Malvese Equipment survives to see 100 years in business

BARBARAELLEN KOCH PHOTO | Malvese Equipment president Al Cooley (left) and owner Paul Malvese at the Riverhead showroom on Route 58.

A lot of things have changed over the last 100 years.

But not really tractors.

So says Paul Malvese, the owner of the Riverhead-based Malvese Equipment company, which is celebrating its centennial this year.

What has changed, he explained, is how customers use tractor equipment.

“I wouldn’t say we altered our business,” Mr. Malvese said. “The equipment we always sold, we still sell. It’s just that it shifted from being [just] agricultural tractors to tractors, turf equipment and construction equipment. It evolved into the type of business we have today, multifaceted.”

While selling equipment for agriculture was a big part of the business, the company has also sold equipment to golf courses, construction companies, contractors, landscapers and municipalities, he said.

“If you’re just a sole-line distributor, you can’t survive. You have to be able to hit multiple markets,” he said. “If you’re just in the agricultural market, and all of a sudden you have a bad market, farmers are not going to buy equipment — the same with construction and other markets.

“But if you’ve got golf courses, municipalities, landscaping companies and construction companies among your clients, the probability is that somebody’s going to buy.”

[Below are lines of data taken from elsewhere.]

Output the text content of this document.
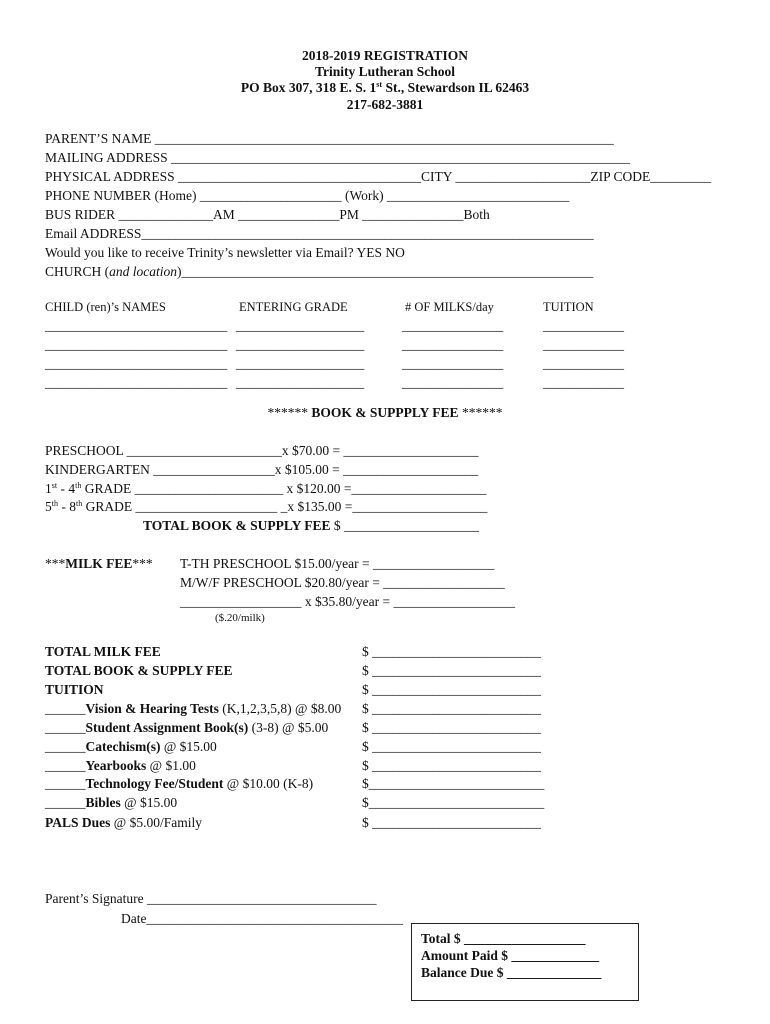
2018-2019 REGISTRATION
Trinity Lutheran School
PO Box 307, 318 E. S. 1st St., Stewardson IL 62463
217-682-3881
PARENT’S NAME ____________________________________________________________________
MAILING ADDRESS ____________________________________________________________________
PHYSICAL ADDRESS ____________________________________CITY ____________________ZIP CODE_________
PHONE NUMBER (Home) _____________________ (Work) ___________________________
BUS RIDER ______________AM _______________PM _______________Both
Email ADDRESS___________________________________________________________________
Would you like to receive Trinity’s newsletter via Email? YES NO
CHURCH (and location)_____________________________________________________________
CHILD (ren)’s NAMES	ENTERING GRADE	# OF MILKS/day	TUITION
___________________________ ___________________	_______________	____________
___________________________ ___________________	_______________	____________
___________________________ ___________________	_______________	____________
___________________________ ___________________	_______________	____________
****** BOOK & SUPPPLY FEE ******
PRESCHOOL _______________________x $70.00 = ____________________
KINDERGARTEN __________________x $105.00 = ____________________
1st - 4th GRADE ______________________ x $120.00 =____________________
5th - 8th GRADE _____________________ _x $135.00 =____________________
TOTAL BOOK & SUPPLY FEE $ ____________________
***MILK FEE*** T-TH PRESCHOOL $15.00/year = __________________
M/W/F PRESCHOOL $20.80/year = __________________
__________________ x $35.80/year = __________________
($.20/milk)
TOTAL MILK FEE	$ _________________________
TOTAL BOOK & SUPPLY FEE	$ _________________________
TUITION	$ _________________________
______Vision & Hearing Tests (K,1,2,3,5,8) @ $8.00 $ _________________________
______Student Assignment Book(s) (3-8) @ $5.00	$ _________________________
______Catechism(s) @ $15.00	$ _________________________
______Yearbooks @ $1.00	$ _________________________
______Technology Fee/Student @ $10.00 (K-8)	$__________________________
______Bibles @ $15.00	$__________________________
PALS Dues @ $5.00/Family	$ _________________________
Parent’s Signature __________________________________
Date______________________________________
Total $ __________________
Amount Paid $ _____________
Balance Due $ ______________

While Malvese Equipment has been in Riverhead since the late 1970s, the company was actually started in Bethpage in 1908 by Paul Malvese’s grandfather, George. At the time, it was called George Malvese and Company and was more a repair shop or blacksmith’s shop, Paul Malvese said.

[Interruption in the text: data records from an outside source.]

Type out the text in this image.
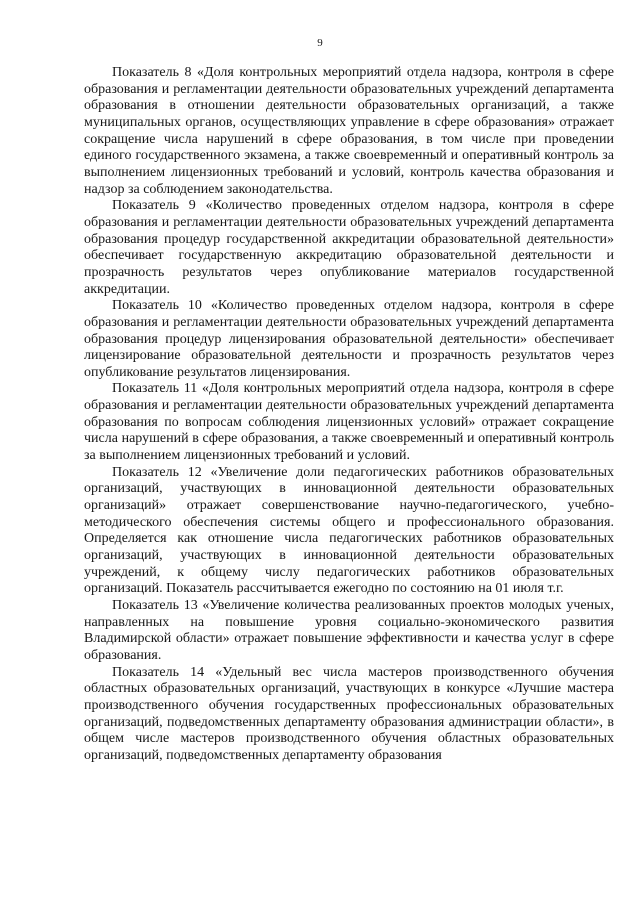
9

Показатель 8 «Доля контрольных мероприятий отдела надзора, контроля в сфере образования и регламентации деятельности образовательных учреждений департамента образования в отношении деятельности образовательных организаций, а также муниципальных органов, осуществляющих управление в сфере образования» отражает сокращение числа нарушений в сфере образования, в том числе при проведении единого государственного экзамена, а также своевременный и оперативный контроль за выполнением лицензионных требований и условий, контроль качества образования и надзор за соблюдением законодательства.

Показатель 9 «Количество проведенных отделом надзора, контроля в сфере образования и регламентации деятельности образовательных учреждений департамента образования процедур государственной аккредитации образовательной деятельности» обеспечивает государственную аккредитацию образовательной деятельности и прозрачность результатов через опубликование материалов государственной аккредитации.

Показатель 10 «Количество проведенных отделом надзора, контроля в сфере образования и регламентации деятельности образовательных учреждений департамента образования процедур лицензирования образовательной деятельности» обеспечивает лицензирование образовательной деятельности и прозрачность результатов через опубликование результатов лицензирования.

Показатель 11 «Доля контрольных мероприятий отдела надзора, контроля в сфере образования и регламентации деятельности образовательных учреждений департамента образования по вопросам соблюдения лицензионных условий» отражает сокращение числа нарушений в сфере образования, а также своевременный и оперативный контроль за выполнением лицензионных требований и условий.

Показатель 12 «Увеличение доли педагогических работников образовательных организаций, участвующих в инновационной деятельности образовательных организаций» отражает совершенствование научно-педагогического, учебно-методического обеспечения системы общего и профессионального образования. Определяется как отношение числа педагогических работников образовательных организаций, участвующих в инновационной деятельности образовательных учреждений, к общему числу педагогических работников образовательных организаций. Показатель рассчитывается ежегодно по состоянию на 01 июля т.г.

Показатель 13 «Увеличение количества реализованных проектов молодых ученых, направленных на повышение уровня социально-экономического развития Владимирской области» отражает повышение эффективности и качества услуг в сфере образования.

Показатель 14 «Удельный вес числа мастеров производственного обучения областных образовательных организаций, участвующих в конкурсе «Лучшие мастера производственного обучения государственных профессиональных образовательных организаций, подведомственных департаменту образования администрации области», в общем числе мастеров производственного обучения областных образовательных организаций, подведомственных департаменту образования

The current Malvese Equipment company technically started in 1912, opening its first store in Bethpage, known then as Central Park. The company remained there until about 1917, when it moved to Garden City Park. In 1959, it relocated to Hicksville, where it still has a store.

Malvese first came to Riverhead around 1979 and for four years occupied a store across from Lolly’s Hut that’s now the home of Rocco’s Pizza and Pasta. That store wasn’t any bigger than the pizza shop is now, Mr. Malvese said.

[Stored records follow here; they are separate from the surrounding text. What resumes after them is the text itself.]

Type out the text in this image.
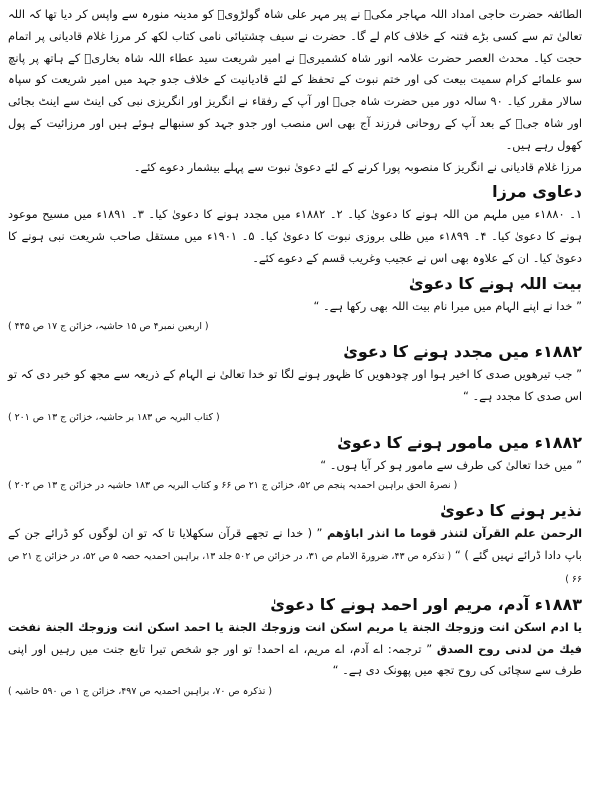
الطائفہ حضرت حاجی امداد اللہ مہاجر مکیؒ نے پیر مہر علی شاہ گولڑویؒ کو مدینہ منورہ سے واپس کر دیا تھا کہ اللہ تعالیٰ تم سے کسی بڑے فتنہ کے خلاف کام لے گا۔ حضرت نے سیف چشتیائی نامی کتاب لکھ کر مرزا غلام قادیانی پر اتمام حجت کیا۔ محدث العصر حضرت علامہ انور شاہ کشمیریؒ نے امیر شریعت سید عطاء اللہ شاہ بخاریؒ کے ہاتھ پر پانچ سو علمائے کرام سمیت بیعت کی اور ختم نبوت کے تحفظ کے لئے قادیانیت کے خلاف جدو جہد میں امیر شریعت کو سپاہ سالار مقرر کیا۔ ۹۰ سالہ دور میں حضرت شاہ جیؒ اور آپ کے رفقاء نے انگریز اور انگریزی نبی کی اینٹ سے اینٹ بجائی اور شاہ جیؒ کے بعد آپ کے روحانی فرزند آج بھی اس منصب اور جدو جہد کو سنبھالے ہوئے ہیں اور مرزائیت کے پول کھول رہے ہیں۔

مرزا غلام قادیانی نے انگریز کا منصوبہ پورا کرنے کے لئے دعویٰ نبوت سے پہلے بیشمار دعوے کئے۔

دعاوی مرزا

۱۔ ۱۸۸۰ء میں ملہم من اللہ ہونے کا دعویٰ کیا۔ ۲۔ ۱۸۸۲ء میں مجدد ہونے کا دعویٰ کیا۔ ۳۔ ۱۸۹۱ء میں مسیح موعود ہونے کا دعویٰ کیا۔ ۴۔ ۱۸۹۹ء میں ظلی بروزی نبوت کا دعویٰ کیا۔ ۵۔ ۱۹۰۱ء میں مستقل صاحب شریعت نبی ہونے کا دعویٰ کیا۔ ان کے علاوہ بھی اس نے عجیب وغریب قسم کے دعوے کئے۔

بیت اللہ ہونے کا دعویٰ

” خدا نے اپنے الہام میں میرا نام بیت اللہ بھی رکھا ہے۔ “

( اربعین نمبر۴ ص ۱۵ حاشیہ، خزائن ج ۱۷ ص ۴۴۵ )
۱۸۸۲ء میں مجدد ہونے کا دعویٰ

” جب تیرھویں صدی کا اخیر ہوا اور چودھویں کا ظہور ہونے لگا تو خدا تعالیٰ نے الہام کے ذریعہ سے مجھ کو خبر دی کہ تو اس صدی کا مجدد ہے۔ “

( کتاب البریہ ص ۱۸۳ بر حاشیہ، خزائن ج ۱۳ ص ۲۰۱ )
۱۸۸۲ء میں مامور ہونے کا دعویٰ

” میں خدا تعالیٰ کی طرف سے مامور ہو کر آیا ہوں۔ “

( نصرۃ الحق براہین احمدیہ پنجم ص ۵۲، خزائن ج ۲۱ ص ۶۶ و کتاب البریہ ص ۱۸۳ حاشیہ در خزائن ج ۱۳ ص ۲۰۲ )
نذیر ہونے کا دعویٰ

الرحمن علم القرآن لتنذر قوما ما انذر اباؤهم ” ( خدا نے تجھے قرآن سکھلایا تا کہ تو ان لوگوں کو ڈرائے جن کے باپ دادا ڈرائے نہیں گئے ) “ ( تذکرہ ص ۴۳، ضرورۃ الامام ص ۳۱، در خزائن ص ۵۰۲ جلد ۱۳، براہین احمدیہ حصہ ۵ ص ۵۲، در خزائن ج ۲۱ ص ۶۶ )

۱۸۸۳ء آدم، مریم اور احمد ہونے کا دعویٰ

یا ادم اسکن انت وزوجك الجنة یا مریم اسکن انت وزوجك الجنة یا احمد اسکن انت وزوجك الجنة نفخت فيك من لدنی روح الصدق ” ترجمہ: اے آدم، اے مریم، اے احمد! تو اور جو شخص تیرا تابع جنت میں رہیں اور اپنی طرف سے سچائی کی روح تجھ میں پھونک دی ہے۔ “

( تذکرہ ص ۷۰، براہین احمدیہ ص ۴۹۷، خزائن ج ۱ ص ۵۹۰ حاشیہ )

“And the reason for it was, we are a conservative organization and we wanted to make sure it was viable,” he said. “So we opened it up, we stayed there four years, we saw it was viable and we came here and bought this site.” The current site is seven acres and back in the 1950s, it was supposed to be an amusement park, though that plan never came to fruition, Mr. Malvese said.

Company officials liked the site because it gave them easy access to clients on the North and South forks, he said. What they didn’t know is that future clients would build around them.

“When we came out here, vineyards weren’t popular and we didn’t have all these golf courses either,” Mr. Malvese said.

There were a lot more farms back then too, he recalled.

The other big change since Malvese came to Riverhead was on Route 58, Mr. Malvese said.

“Back then, there was a lot more activity at this end of Route 58,” said Al Cooley, now company president. In 1983 he was the first general manager of the company’s Riverhead store. “Now, we’re almost left here by ourselves, except for Cablevision,” Mr. Cooley said.

Many stores that once occupied the eastern end of Route 58 have either gone out of business or relocated to the western part of the road.

“Riverhead decided it wanted to change the business district and they did. They made the zone down west a lot more attractive and everyone wanted to go down there,” Mr. Malvese said

But that hasn’t affected business.

“We don’t get a lot of impulse buyers,” Mr. Malvese said. “It’s very rare that somebody is driving down the street and decides they want to buy something here. Most of our business is commercial or government.”

Since it began operations in 1912, Malvese Equipment has survived the Great Depression, World War II and this most recent down economy. So what’s the key to another 100 years?

“When you’ve been in business 100 years, you see highs and lows,” Mr. Malvese said. “You see them and adjust to the conditions you’ve got and move forward.”